As institutional capital keeps flowing into alternatives investment around the world, the issue of illiquidity is becoming increasingly more prevalent.
On January 20, Mark Machin, chief executive of the Canada Pension Plan Investment Board, highlighted why it was important for asset owners to manage the liquidity risk in alternatives portfolio.
“You have to be very careful to make sure that you truly understand the liquidity positions, that you truly understand if that thing turns out to not be liquid you can still cope, and if you can still pay the university, the pensioners,” Machin told Bloomberg.
Australian investors have, in general, found a balanced base for alternatives exposure, with an average of 35% of total AUM invested in the asset type, Farrell pointed out.
As portfolios are typically balanced for the longer term, Australian investors can take on some illiquidity risk in order to achieve the targeted returns, according to Farrell. A more global, well-diversified portfolio using the annual illiquidity budget to maintain returns are all very effective way to achieve those goals, she adds.
“Australian investors are taking on some accounting volatility, as private assets are not marked to market regularly. But they are moving away from large trophy assets, big-ticket items. They are thinking more about mid-market, and there the competition is less intense. We still see plenty of growth opportunity,” Kerry Craig, global market strategist at JP Morgan AM, told AsianInvestor.
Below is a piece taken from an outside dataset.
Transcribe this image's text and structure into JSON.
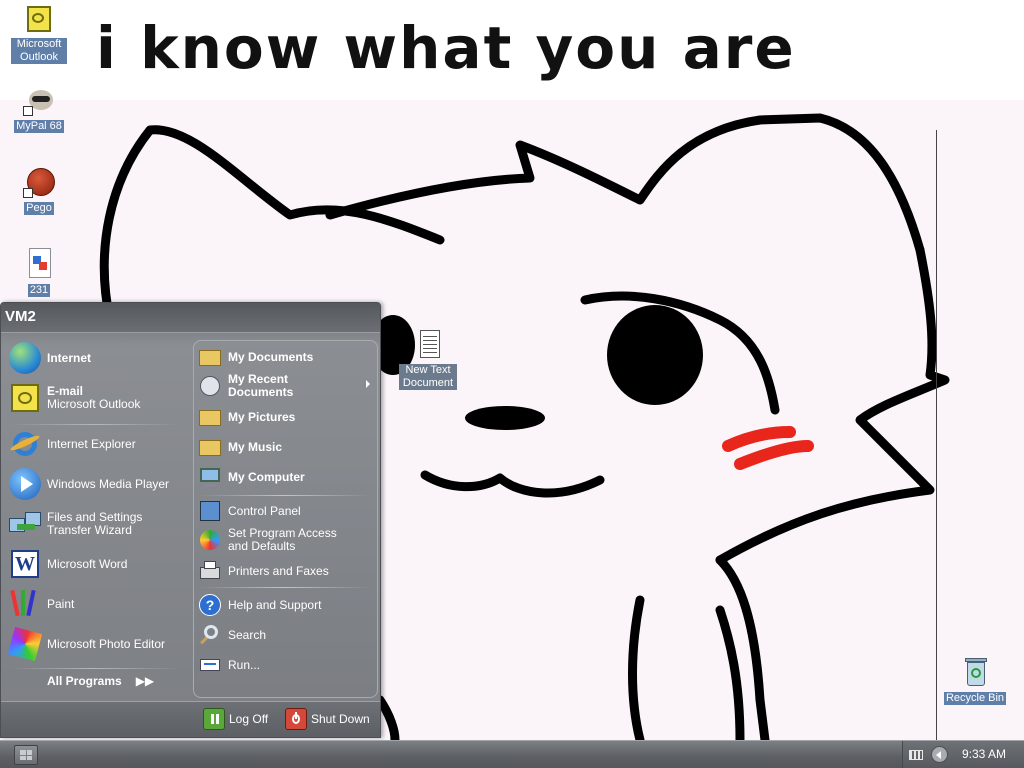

“Australian investors also tend to be quite big users of open-ended funds, which are somewhat more liquid than closed-end vehicles. Not all of the alternatives investments are highly illiquid; there is diversification within that category too,” Farrell said.
Craig pointed to the OECD’s report on the need for new infrastructure investments, and how investments cannot keep up with demand for new development projects. The same trend goes for modern and more real estate assets with urbanisation as a driver.